About this research news from Neurotech and Ia
Author: Julia Grimmett
Source: Cell Press
Contact: Julia Grimmett – Cell Press
Image: The image is accredited to Neuroscience News
Original research: open access.
“Internal discourse in the motor cortex and the implications for speech neuroprosis” of Erin Kunz et al. Cell
Abstract
Internal speech in the motor cortex and implications for speech neuroprothesis
Speech Brain-Comuter interfaces (BCIS) show promise to restore communication to people with paralysis, but have also caused discussions about their potential to decode private internal discourse.
Separately, internal discourse can be a way to avoid the current approach to require the BCI speech users to physically try speech, which is fatiguent and can slow down communication.

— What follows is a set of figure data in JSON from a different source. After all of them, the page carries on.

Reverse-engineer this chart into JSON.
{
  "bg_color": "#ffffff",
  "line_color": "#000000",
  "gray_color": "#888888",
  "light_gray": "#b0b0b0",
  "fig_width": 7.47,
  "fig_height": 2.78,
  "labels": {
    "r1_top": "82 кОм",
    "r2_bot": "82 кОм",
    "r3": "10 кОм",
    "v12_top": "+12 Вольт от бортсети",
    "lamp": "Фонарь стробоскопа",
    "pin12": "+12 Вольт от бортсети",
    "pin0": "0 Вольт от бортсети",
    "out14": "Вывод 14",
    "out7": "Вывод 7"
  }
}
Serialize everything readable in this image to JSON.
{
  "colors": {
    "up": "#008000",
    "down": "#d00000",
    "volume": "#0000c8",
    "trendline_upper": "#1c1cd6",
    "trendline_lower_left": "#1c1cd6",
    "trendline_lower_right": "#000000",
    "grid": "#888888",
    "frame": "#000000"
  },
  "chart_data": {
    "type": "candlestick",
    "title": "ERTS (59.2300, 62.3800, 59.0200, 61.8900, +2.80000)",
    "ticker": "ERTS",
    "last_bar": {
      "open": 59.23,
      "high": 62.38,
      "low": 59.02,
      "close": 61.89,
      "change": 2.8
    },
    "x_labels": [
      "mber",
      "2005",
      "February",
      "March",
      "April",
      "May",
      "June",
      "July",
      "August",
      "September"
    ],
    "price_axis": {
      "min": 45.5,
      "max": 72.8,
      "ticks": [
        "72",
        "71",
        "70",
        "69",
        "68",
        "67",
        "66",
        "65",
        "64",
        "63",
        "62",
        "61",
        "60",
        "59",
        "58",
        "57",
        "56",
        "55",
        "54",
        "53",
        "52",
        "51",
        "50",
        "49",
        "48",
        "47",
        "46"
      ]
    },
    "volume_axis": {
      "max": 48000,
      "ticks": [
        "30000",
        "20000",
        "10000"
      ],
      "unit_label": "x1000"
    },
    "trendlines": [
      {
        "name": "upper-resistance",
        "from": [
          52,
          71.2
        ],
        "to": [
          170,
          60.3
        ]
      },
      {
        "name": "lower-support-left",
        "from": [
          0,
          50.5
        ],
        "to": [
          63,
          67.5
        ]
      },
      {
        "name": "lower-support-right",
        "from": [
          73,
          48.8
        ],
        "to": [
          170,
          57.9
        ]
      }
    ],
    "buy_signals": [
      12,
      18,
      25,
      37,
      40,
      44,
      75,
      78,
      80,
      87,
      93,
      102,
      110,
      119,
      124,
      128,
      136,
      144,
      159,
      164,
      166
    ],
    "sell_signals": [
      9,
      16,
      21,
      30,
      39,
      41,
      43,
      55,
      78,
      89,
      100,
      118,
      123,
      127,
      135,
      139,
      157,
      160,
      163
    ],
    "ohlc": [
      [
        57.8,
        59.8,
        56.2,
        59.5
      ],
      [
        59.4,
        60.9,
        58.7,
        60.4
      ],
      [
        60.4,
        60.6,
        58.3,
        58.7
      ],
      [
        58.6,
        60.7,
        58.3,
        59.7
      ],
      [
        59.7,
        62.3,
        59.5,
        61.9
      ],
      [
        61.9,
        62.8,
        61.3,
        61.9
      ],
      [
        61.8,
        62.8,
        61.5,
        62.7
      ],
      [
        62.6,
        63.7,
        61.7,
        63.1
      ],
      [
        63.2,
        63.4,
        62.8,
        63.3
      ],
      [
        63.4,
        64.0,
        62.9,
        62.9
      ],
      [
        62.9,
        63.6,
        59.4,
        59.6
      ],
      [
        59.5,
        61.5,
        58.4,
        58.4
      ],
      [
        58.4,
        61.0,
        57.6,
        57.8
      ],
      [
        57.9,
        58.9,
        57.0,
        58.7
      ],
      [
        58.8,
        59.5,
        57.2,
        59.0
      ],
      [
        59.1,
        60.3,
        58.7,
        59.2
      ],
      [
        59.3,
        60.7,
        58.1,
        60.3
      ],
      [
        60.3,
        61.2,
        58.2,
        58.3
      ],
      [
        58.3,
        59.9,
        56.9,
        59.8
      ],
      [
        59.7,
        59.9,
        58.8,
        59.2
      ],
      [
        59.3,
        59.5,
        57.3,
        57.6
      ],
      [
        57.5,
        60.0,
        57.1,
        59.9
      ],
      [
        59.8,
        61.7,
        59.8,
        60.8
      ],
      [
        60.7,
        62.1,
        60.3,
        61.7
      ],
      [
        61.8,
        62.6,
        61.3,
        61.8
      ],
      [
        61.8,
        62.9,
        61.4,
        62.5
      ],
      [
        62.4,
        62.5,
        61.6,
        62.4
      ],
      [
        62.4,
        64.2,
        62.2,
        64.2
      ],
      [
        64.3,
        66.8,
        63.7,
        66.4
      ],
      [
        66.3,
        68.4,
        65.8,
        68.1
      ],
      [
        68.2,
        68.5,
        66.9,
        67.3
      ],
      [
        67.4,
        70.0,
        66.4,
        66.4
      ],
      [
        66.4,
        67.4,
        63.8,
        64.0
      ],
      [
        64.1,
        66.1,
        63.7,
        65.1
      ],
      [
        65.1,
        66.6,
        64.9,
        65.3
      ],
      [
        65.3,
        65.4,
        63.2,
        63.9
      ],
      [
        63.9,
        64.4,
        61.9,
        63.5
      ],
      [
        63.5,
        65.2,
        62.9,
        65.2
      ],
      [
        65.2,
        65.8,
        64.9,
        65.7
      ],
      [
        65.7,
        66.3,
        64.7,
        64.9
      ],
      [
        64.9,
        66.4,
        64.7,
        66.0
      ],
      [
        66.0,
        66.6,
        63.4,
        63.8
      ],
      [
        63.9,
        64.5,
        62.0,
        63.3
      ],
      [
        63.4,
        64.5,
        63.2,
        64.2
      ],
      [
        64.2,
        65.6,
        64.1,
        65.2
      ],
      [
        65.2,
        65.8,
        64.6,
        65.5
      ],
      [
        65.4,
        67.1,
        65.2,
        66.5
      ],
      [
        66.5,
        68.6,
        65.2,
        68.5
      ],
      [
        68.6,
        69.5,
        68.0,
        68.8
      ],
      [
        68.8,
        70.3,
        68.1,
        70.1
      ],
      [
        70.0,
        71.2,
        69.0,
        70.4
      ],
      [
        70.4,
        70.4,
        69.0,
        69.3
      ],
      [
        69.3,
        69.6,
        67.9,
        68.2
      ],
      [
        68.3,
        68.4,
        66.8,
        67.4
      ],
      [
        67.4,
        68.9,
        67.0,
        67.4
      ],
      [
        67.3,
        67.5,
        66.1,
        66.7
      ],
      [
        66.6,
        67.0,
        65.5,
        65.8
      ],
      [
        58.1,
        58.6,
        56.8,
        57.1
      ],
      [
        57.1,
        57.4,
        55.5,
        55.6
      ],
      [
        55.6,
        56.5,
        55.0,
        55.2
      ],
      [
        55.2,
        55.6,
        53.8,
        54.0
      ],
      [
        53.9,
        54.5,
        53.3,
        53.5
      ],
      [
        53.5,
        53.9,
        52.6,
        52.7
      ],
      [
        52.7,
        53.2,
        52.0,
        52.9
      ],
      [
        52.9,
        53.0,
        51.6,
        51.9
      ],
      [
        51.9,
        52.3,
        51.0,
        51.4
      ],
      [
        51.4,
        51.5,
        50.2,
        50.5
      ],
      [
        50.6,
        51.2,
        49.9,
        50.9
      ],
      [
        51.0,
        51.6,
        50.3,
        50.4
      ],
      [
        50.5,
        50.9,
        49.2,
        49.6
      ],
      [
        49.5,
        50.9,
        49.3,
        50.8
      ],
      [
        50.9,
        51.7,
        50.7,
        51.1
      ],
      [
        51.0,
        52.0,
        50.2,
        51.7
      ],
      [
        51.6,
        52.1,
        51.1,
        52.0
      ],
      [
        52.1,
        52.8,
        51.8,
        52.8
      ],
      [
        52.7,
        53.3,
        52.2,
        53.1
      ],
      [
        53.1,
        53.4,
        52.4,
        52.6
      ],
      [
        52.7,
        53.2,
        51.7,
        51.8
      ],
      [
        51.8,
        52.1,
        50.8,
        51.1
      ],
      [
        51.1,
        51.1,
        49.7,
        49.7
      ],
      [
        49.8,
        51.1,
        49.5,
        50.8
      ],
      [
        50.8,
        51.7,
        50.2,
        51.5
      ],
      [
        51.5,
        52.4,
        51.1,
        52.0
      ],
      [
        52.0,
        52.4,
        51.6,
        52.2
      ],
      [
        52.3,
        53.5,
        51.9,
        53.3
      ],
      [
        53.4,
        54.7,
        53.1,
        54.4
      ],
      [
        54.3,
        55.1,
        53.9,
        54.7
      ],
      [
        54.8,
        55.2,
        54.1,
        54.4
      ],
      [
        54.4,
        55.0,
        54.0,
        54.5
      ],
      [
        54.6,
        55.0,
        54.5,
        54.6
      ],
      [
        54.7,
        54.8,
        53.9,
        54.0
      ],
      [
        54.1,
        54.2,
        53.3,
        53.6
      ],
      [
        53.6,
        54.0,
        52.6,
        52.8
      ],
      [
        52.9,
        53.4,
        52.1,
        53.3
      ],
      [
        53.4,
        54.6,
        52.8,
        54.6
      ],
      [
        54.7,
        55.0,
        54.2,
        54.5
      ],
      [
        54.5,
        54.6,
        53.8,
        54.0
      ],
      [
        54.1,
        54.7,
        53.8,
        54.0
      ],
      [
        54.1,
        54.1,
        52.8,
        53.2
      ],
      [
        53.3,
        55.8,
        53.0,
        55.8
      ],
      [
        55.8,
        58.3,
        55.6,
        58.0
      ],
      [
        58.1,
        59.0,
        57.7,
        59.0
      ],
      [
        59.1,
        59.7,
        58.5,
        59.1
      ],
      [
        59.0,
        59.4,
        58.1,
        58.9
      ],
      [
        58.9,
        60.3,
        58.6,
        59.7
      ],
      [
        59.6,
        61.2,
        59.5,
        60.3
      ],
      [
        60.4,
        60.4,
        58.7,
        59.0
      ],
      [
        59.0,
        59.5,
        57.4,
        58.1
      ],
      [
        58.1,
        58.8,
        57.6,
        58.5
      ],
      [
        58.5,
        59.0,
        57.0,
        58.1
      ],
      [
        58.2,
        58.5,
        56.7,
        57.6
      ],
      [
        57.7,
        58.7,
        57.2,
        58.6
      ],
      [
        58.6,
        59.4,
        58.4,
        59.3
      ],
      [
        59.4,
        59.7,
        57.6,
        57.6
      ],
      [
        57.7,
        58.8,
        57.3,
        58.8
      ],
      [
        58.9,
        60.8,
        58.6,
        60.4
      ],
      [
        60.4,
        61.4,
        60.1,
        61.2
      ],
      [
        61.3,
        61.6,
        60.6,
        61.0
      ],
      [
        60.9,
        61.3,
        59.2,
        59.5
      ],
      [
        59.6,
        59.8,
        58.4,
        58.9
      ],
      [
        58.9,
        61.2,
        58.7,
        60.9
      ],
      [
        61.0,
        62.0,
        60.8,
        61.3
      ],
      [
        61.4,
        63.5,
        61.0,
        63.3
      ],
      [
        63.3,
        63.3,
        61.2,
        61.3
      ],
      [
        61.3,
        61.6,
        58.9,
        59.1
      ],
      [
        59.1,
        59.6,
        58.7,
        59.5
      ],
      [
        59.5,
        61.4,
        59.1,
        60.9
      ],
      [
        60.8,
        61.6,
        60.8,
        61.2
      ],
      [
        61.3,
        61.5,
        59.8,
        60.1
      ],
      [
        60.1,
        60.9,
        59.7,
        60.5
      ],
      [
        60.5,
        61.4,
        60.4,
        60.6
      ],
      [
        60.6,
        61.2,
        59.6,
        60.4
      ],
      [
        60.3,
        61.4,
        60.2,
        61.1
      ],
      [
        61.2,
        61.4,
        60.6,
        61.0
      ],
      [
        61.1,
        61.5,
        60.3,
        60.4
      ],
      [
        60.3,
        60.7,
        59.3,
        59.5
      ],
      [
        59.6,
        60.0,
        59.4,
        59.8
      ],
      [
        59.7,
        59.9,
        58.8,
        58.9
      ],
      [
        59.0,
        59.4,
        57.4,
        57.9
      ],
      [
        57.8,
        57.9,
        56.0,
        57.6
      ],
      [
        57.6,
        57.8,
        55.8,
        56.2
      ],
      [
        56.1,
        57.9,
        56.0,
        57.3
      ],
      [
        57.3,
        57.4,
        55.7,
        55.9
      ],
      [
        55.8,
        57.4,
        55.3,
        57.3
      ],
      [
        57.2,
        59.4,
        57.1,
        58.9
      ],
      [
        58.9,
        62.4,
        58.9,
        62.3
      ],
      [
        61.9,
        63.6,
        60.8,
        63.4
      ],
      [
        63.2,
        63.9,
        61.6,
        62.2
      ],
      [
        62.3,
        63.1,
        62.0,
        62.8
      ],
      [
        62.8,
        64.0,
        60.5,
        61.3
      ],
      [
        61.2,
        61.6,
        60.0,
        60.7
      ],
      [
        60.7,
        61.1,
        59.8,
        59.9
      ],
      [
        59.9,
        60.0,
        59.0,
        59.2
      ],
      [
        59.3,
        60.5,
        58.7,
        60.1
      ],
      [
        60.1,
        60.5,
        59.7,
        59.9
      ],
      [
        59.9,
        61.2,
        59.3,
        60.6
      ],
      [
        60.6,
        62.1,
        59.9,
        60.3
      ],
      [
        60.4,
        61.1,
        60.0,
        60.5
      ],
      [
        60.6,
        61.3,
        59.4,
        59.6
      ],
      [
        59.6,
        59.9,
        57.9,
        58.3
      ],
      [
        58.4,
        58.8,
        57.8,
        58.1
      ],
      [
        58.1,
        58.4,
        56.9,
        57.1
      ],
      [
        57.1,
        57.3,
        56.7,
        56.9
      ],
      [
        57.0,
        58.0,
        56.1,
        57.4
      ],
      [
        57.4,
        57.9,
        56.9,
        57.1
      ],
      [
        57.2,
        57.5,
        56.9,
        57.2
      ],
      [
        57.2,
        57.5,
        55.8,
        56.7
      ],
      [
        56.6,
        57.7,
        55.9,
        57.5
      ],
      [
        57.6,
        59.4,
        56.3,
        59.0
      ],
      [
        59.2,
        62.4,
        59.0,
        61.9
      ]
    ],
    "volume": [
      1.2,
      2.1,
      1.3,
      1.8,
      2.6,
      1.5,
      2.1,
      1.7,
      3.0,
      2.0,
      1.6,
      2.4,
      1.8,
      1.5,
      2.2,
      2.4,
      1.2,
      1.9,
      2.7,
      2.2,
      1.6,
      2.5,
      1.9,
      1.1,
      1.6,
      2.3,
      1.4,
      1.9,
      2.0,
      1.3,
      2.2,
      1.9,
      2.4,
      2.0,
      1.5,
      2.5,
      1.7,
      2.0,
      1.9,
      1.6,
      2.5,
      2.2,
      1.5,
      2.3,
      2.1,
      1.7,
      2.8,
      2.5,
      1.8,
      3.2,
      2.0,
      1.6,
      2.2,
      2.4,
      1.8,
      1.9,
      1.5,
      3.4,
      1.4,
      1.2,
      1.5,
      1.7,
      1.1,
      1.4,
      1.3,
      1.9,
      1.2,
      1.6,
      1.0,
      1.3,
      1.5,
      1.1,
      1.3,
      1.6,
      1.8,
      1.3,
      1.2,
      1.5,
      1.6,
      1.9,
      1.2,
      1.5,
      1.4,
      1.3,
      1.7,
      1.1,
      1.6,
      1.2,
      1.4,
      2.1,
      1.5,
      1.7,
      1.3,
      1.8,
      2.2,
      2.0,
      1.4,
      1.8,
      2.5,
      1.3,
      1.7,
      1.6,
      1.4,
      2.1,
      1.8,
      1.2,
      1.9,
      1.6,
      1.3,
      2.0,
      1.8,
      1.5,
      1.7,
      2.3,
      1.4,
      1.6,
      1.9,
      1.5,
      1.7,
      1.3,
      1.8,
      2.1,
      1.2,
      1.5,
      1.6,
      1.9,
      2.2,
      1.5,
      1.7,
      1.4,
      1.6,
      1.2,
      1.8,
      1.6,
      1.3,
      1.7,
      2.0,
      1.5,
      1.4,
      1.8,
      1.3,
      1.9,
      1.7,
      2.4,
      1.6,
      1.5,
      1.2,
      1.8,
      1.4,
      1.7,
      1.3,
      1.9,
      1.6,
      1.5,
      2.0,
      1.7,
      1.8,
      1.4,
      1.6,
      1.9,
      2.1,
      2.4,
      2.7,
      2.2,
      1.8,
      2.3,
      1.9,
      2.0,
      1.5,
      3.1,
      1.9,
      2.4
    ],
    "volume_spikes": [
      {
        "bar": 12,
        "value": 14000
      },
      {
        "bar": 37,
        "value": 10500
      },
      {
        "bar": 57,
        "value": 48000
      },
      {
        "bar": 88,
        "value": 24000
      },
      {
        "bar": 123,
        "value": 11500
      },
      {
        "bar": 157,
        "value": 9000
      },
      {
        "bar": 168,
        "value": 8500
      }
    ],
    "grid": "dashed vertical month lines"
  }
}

Using recordings of a multiple unit of four participants, we discover that the internal discourse is represented in a robust way in the motor cortex and that the imagined sentences can be decoded in real time.
The representation of the internal discourse was highly correlated with the speech attempt, although we also identify a neural dimension of “motor intention” that differentiates the two.
We investigate the possibility of decoding private internal discourse and discovered that some aspects of free discourse could be decoded during withdrawal and sequence accounting tasks.
Finally, we demonstrate high fidelity strategies that prevent BCIS speaking involuntarily decoding private internal discourse.